Evaluating The Nutritional Value of an Alternative is Key

Prior to inclusion in a new feed formulation, an alternative raw material must be evaluated for its: nutritional value, safety, palatability, processing quality, economic feasibility, environmental impact, and availability. Assessing nutritional value is key because most processed raw materials and co-products contain higher levels of the anti-nutrient phytate, fibre, and indigestible protein than the parent grain or oil-seed.

How Can Enzymes Help?

Clearly, the concept of using exogenous enzymes to improve feed digestibility by breaking down target substrates into simpler, more absorbable, forms is not new. What is new is the strategy of using enzymes to support increased inclusion of alternative ingredients in a more precision nutrition-based approach.

In this context, enzymes can:

1. Enable the use of cheaper and/or more locally available ingredients at a higher inclusion rate in the diet, without compromising on production outcomes.

2. Reduce reliance on food-grade ingredients through increased use of co-products that supports the concept of a circular economy in which losses are minimized and sustainability is improved.

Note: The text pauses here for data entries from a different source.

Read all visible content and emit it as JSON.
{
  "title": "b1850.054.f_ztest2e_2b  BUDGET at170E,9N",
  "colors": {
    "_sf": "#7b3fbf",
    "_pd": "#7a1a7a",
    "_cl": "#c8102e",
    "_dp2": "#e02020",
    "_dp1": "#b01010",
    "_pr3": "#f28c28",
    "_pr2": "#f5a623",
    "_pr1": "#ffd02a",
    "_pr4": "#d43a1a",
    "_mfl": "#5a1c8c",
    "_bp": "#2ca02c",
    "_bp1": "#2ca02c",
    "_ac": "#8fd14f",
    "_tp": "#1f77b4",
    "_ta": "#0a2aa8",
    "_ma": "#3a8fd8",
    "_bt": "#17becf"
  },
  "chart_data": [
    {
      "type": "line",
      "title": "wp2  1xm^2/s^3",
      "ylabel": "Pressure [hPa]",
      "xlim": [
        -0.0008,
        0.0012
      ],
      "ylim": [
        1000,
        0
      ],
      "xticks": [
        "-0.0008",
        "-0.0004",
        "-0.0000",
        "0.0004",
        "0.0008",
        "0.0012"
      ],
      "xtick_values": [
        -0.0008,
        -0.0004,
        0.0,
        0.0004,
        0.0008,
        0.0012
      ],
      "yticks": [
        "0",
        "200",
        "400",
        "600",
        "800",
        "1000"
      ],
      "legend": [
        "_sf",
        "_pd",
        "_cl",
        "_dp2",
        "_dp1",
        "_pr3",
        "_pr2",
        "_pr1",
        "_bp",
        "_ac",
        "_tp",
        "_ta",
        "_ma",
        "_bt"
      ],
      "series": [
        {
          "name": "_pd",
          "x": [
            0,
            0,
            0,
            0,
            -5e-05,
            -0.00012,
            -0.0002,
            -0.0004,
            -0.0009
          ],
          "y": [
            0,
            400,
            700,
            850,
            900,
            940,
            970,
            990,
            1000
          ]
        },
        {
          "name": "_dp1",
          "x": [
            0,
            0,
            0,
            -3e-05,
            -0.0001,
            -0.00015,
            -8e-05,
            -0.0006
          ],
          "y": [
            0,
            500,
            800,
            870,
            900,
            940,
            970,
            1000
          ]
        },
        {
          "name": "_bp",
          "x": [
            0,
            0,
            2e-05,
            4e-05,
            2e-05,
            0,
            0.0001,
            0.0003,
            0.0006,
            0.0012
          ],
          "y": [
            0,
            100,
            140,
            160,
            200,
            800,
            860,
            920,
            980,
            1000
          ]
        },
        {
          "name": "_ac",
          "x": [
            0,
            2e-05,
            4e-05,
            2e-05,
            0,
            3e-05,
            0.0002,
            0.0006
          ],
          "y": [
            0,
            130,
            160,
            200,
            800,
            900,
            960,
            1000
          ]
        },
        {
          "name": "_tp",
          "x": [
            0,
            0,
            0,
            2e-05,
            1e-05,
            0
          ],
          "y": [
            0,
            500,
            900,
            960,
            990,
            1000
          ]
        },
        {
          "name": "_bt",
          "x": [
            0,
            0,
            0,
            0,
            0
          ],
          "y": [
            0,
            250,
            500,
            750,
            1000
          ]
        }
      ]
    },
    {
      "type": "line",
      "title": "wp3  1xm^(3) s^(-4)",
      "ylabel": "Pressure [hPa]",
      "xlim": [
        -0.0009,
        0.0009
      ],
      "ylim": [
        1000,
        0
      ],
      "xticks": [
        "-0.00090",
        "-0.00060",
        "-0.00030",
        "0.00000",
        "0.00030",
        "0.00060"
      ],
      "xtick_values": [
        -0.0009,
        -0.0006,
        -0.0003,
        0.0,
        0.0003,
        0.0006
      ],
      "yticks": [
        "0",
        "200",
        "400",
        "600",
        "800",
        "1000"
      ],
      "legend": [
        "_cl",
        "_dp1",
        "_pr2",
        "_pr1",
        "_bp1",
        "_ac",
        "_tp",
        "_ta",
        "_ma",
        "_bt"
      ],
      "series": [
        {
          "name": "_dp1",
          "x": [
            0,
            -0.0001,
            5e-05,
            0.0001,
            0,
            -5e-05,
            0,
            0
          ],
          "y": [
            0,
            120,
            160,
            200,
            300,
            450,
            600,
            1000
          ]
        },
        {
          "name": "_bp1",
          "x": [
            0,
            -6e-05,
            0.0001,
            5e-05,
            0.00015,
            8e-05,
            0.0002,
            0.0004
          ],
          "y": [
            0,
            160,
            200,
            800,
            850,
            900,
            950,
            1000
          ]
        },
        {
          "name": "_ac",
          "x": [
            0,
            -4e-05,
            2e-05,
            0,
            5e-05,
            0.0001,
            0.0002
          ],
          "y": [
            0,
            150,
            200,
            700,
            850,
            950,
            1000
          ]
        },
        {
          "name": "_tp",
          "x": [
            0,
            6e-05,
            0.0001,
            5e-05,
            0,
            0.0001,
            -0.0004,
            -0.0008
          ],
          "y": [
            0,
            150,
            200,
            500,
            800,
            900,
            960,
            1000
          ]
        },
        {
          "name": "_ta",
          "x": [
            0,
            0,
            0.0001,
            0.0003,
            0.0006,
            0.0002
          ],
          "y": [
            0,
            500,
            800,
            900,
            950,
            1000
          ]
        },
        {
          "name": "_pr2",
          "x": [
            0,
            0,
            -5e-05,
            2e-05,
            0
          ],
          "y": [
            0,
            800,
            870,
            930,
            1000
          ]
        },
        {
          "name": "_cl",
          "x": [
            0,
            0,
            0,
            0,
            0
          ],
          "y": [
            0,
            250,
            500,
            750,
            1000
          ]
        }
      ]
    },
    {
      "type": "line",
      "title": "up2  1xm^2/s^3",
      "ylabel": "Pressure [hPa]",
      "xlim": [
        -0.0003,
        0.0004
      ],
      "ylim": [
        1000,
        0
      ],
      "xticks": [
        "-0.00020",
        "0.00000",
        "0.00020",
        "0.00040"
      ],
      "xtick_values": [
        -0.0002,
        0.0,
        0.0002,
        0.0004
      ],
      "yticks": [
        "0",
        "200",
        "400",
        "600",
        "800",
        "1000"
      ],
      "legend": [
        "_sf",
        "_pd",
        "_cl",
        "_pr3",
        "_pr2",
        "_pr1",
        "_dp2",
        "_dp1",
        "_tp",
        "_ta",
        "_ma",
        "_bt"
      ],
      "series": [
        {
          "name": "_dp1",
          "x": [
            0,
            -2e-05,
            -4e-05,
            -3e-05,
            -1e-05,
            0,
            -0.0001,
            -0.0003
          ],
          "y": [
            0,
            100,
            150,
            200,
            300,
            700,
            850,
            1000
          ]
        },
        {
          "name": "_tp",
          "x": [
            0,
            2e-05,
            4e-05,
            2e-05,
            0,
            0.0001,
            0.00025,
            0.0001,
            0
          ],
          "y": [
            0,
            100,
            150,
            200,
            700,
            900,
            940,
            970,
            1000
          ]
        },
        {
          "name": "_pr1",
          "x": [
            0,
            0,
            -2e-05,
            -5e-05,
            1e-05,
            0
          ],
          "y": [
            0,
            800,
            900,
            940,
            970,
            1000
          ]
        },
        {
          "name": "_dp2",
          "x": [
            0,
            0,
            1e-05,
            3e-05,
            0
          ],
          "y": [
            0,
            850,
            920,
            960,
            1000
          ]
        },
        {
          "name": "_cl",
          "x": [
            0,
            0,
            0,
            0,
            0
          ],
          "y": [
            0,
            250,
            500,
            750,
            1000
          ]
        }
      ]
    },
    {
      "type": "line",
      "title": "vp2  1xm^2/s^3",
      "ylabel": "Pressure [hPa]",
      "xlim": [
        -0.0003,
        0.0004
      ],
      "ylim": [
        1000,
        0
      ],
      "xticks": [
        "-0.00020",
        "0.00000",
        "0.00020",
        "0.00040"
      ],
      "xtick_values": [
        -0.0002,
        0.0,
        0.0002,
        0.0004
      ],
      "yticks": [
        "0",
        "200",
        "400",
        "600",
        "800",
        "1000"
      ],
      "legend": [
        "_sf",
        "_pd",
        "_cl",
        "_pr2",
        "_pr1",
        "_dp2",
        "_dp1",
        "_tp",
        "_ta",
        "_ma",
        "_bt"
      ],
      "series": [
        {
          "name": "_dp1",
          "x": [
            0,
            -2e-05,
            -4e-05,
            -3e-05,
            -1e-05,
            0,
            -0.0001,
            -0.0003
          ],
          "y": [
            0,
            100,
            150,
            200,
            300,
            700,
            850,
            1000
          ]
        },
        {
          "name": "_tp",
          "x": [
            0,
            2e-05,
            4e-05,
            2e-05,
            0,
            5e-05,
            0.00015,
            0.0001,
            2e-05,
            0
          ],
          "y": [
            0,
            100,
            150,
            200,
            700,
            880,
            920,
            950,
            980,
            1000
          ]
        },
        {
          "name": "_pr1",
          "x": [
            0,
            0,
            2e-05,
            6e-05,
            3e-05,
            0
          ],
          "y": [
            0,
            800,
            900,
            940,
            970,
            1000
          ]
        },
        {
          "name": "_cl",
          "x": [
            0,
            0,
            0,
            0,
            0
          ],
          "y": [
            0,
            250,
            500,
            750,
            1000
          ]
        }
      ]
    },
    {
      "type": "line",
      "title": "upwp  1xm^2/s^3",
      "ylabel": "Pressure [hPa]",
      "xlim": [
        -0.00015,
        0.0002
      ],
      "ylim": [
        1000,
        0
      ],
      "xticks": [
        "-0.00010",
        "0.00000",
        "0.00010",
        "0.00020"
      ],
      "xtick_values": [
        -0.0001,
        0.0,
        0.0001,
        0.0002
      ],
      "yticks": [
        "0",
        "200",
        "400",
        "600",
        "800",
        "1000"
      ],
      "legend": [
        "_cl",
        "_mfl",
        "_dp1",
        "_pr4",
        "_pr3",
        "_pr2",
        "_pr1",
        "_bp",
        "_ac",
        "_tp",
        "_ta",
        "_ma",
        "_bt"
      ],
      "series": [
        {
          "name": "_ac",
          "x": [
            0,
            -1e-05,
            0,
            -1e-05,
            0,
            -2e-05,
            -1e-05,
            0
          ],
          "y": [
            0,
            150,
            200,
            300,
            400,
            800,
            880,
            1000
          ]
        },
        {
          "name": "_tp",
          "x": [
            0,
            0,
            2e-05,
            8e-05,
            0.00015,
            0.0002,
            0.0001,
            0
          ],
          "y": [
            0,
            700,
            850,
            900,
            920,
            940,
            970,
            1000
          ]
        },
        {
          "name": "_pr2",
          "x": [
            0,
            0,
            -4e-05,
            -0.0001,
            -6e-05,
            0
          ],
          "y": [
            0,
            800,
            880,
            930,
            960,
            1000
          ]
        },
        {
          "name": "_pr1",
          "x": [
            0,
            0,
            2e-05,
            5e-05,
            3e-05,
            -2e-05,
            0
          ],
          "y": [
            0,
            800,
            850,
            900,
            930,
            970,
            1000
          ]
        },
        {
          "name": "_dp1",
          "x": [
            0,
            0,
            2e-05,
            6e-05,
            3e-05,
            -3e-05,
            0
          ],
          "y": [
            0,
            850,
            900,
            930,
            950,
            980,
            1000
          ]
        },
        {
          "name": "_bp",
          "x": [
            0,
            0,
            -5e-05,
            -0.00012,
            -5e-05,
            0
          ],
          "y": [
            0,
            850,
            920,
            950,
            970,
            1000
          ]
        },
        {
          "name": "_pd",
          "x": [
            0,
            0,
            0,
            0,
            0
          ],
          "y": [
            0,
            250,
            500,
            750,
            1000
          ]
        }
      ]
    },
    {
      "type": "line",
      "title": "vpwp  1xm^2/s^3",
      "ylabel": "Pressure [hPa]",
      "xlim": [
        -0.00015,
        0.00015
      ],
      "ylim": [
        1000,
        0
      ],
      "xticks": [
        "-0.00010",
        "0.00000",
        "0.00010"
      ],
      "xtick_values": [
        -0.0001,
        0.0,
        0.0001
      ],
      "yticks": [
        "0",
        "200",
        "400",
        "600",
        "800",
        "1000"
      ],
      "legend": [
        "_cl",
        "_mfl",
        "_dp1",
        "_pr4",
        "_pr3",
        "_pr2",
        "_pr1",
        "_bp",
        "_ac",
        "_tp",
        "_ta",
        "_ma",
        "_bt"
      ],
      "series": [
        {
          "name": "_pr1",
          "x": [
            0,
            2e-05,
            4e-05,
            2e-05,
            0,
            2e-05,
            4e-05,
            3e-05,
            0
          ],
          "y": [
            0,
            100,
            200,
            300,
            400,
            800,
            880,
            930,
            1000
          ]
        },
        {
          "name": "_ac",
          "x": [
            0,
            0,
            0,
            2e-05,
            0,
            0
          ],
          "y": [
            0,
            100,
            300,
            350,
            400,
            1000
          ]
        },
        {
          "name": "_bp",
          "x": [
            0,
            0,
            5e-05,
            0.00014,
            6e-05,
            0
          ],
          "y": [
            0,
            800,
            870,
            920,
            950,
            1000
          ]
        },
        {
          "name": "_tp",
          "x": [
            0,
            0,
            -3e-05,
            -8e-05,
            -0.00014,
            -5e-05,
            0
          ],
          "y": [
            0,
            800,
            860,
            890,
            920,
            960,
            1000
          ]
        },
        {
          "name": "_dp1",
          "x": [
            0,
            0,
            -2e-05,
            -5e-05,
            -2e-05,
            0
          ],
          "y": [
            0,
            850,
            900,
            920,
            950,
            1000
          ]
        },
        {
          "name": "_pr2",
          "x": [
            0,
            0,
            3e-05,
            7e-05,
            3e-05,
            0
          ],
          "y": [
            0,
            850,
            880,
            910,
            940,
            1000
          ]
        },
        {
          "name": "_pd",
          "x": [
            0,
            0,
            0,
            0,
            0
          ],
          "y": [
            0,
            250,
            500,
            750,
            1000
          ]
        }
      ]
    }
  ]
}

3. Compensate for variation in ingredient quality by adjusting the enzyme dose

NIR Analytical Technologies

Near-infrared (NIR) spectroscopy technologies can be particularly useful in this sphere. NIR analytics are being used to rapidly and accurately assess the detailed nutritional composition of alternative (and conventional) ingredients. The technology allows quantification of a broader range of nutritional analytes than traditional methods, including phytate-phosphorus, total, soluble and insoluble dietary fibre, individual non-starch polysaccharides (NSP), resistant, readily and slowly digestible starch and indigestible protein and amino acids. It also enables variability in composition to be quantified.

 

Outputs can be used to map the availability of specific substrates (phytate, carbohydrates, protein, amino acids) against available enzymes (phytases, carbohydrases and protease) and to optimize the feed formulation accordingly.

 

Digestibility Improvement Factors (DIF)

Many leading enterprises in the industry have adopted the concept of digestibility improvement factors (DIF) to the (quantifiable) increase in nutrient utilization by the animal that is expected from the addition of specified enzymes at specified dose levels in a diet of known composition.

 

The DIF takes account of the enzymes precise effect on individual raw materials and their particular composition and substrate characteristics (e.g. the content of NSP arabinoxylans in a particular variety of wheat). Hence, this approach differs fundamentally from the approach of using enzymes in feed, which confers a much more uncertain response. Work is ongoing to develop the supporting algorithms for using DIF to optimizing fibre digestibility in enzyme-supplemented diets.